Yo sólo quería huir. Dentro de mí comenzó a nacer una fuerza extraña que no me permitía hablar, la energía recorría mi interior, y aún sin poder soltarme de su mano, mi tobillo comenzó a oscurecerse hasta desaparecer nuevamente.

Me estaba volviendo invisible otra vez, no sabía controlarlo. Ella me seguía sosteniendo y seguía riéndose de mis dientes, yo me achicaba, me volvía visible y luego invisible otra vez. El cambio gradual de mi tamaño hizo que de su mano se escapara mi pie. Ella se aflojó, yo me achiqué y pude salir.

Salté rapidamente a la ventana, el ventilador quedó enganchado en mi otro pie y lo tiré sin querer. Caí a la calle oscura, con el ventilador desarmado al lado y con todo el peso sobre mi brazo derecho que nunca mas volvío a funcionar igual.

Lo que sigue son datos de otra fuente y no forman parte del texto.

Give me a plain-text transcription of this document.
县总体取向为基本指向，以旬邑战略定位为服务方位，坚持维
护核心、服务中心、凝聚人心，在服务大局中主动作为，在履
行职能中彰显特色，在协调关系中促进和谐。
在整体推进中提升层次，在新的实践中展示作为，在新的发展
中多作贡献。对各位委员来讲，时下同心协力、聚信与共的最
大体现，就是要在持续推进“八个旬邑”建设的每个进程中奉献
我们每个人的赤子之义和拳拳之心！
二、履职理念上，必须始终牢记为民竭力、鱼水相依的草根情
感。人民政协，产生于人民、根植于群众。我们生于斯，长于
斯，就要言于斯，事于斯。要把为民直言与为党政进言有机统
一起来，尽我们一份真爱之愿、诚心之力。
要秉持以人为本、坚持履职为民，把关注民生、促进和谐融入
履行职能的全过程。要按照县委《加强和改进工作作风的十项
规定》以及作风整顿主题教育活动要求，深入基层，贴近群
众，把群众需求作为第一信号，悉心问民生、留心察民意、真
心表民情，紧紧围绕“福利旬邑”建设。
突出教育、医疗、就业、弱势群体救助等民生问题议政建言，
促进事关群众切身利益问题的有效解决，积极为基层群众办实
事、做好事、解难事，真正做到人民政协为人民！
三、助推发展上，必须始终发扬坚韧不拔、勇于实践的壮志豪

Corrí, sólo corrí, sin pesar en nada, ni en nadie. Las personas en la fiesta gritaban algo desde el balcón, no les entendía. El miedo me empujaba, no me daba cuenta si era invisible o no, si estaba soñando o no. Me subí al primer autobús que pasó, actué normal, me salió perfecto.

-Buenas noches, uno por favor.

-Buenas noches, señora ¡qué calor está haciendo!

Me senté en el primer lugar. El autobús estaba vacío. Sólo quería alejarme de allí, regresar a mi casa. Pasaron unos pocos minutos y cuando me sentí mas tranquila y reconocí la zona por la ventanilla me bajé, y caminé.

Anduve varios minutos observando las caras de las personas que cruzaba. Me podían ver, ya no podía flotar.

Llegué a casa y toqué el timbre, deseando que mi compañera de piso lo escuchara.

-Compi ¿Qué pasa? No te escuché salir, pensé que estabas en la habitación. ¿Te sentís bien? Tenés cara extraña…

-Estoy bien, muy cansada. Me voy a dormir.

Entré en mi habitación y ahí seguía durmiendo.